In order to understand how to use RESTful routes better, we need to take a look n what those HTTP requests mean.

GET is used to retrieve data and nothing else. It's like you'd play "get" with your HTTP dog...

POST is used when you want to make something new. Basically you send data to the database and the models, where it's processed and manipulated in the desired way. Nothing to do with posting mail though...

PATCH. Come on you two, patch things up! .. This one updates whatever you want to be updated.

DELETE is generally used to...you know...delete stuff.


A GET route should look like:
www.mywebsite.com/user/3
www.mywebsite.com/items/3/edit
www.mywebsite.com/products/new

They all should only display the content and not process it in any way. That's a job for the other routes.

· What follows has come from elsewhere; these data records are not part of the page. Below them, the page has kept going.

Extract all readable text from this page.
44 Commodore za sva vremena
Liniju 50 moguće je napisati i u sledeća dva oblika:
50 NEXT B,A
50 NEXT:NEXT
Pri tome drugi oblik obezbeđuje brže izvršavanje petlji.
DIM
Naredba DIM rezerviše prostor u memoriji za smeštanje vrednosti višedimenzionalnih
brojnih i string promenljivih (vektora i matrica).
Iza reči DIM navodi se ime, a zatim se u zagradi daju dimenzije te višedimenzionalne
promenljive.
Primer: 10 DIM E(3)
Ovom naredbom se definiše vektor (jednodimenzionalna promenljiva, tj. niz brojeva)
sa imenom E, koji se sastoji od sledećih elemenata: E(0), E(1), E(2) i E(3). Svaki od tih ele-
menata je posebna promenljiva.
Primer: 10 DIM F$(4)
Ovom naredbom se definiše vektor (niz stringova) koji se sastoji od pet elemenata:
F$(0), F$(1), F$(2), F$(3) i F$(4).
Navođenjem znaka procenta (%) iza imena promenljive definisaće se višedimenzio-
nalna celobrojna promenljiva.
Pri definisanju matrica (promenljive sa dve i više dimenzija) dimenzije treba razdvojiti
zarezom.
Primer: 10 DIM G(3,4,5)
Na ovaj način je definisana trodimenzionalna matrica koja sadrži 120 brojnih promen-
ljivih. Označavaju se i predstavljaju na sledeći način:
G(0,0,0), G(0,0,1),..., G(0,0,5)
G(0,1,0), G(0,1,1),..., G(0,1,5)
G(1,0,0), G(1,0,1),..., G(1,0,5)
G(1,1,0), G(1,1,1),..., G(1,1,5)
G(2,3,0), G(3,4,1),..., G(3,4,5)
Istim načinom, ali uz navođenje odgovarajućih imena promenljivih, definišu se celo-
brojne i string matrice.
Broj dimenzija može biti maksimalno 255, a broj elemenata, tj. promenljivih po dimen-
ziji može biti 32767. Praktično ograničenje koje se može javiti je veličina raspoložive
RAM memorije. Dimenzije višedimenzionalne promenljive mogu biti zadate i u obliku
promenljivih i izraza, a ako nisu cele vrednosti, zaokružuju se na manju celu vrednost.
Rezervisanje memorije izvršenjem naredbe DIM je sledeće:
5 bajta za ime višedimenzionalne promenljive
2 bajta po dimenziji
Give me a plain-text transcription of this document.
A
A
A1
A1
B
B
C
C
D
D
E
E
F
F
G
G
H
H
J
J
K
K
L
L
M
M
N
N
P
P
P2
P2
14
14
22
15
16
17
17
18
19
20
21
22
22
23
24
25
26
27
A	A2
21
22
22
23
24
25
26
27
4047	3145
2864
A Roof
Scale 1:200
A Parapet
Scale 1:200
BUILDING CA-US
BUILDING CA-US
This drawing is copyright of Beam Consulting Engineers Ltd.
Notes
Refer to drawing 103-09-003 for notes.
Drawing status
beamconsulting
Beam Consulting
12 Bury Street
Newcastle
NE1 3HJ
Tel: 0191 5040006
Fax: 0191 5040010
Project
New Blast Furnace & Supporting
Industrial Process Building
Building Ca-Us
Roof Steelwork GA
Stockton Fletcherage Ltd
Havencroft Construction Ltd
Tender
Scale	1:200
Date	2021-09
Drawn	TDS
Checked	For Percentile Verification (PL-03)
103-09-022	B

A POST route should look like:
www.mywebsite.com/products

You might wonder why is this looking like a GET route, well, it just LOOKS like it, but it behaves differently. Whilst a GET request will only display a form, a POST request will process the input values and enable CRUD actions.


A PATCH route should look like:
www.mywebsite.com/items/3

Again, you'd think that we need the "/edit" but we don't. That '/edit' is only needed in the GET request, when we're displaying the updating form.

What PATCH does, it updates our (let's say) Item object, only with the specific parameters we're asking for, it doesn't recreate the whole object like a PUT request would do.


A DELETE route should look like:
www.mywebsite.com/items/3

Here we're deleting the specified source from the server. Nothing to see, move along!


You can see that we're following a clean pattern of routes here. A convention that is explicit to the user, that is easier to debug, easier to follow and also understand as there's a lot of documentation on it.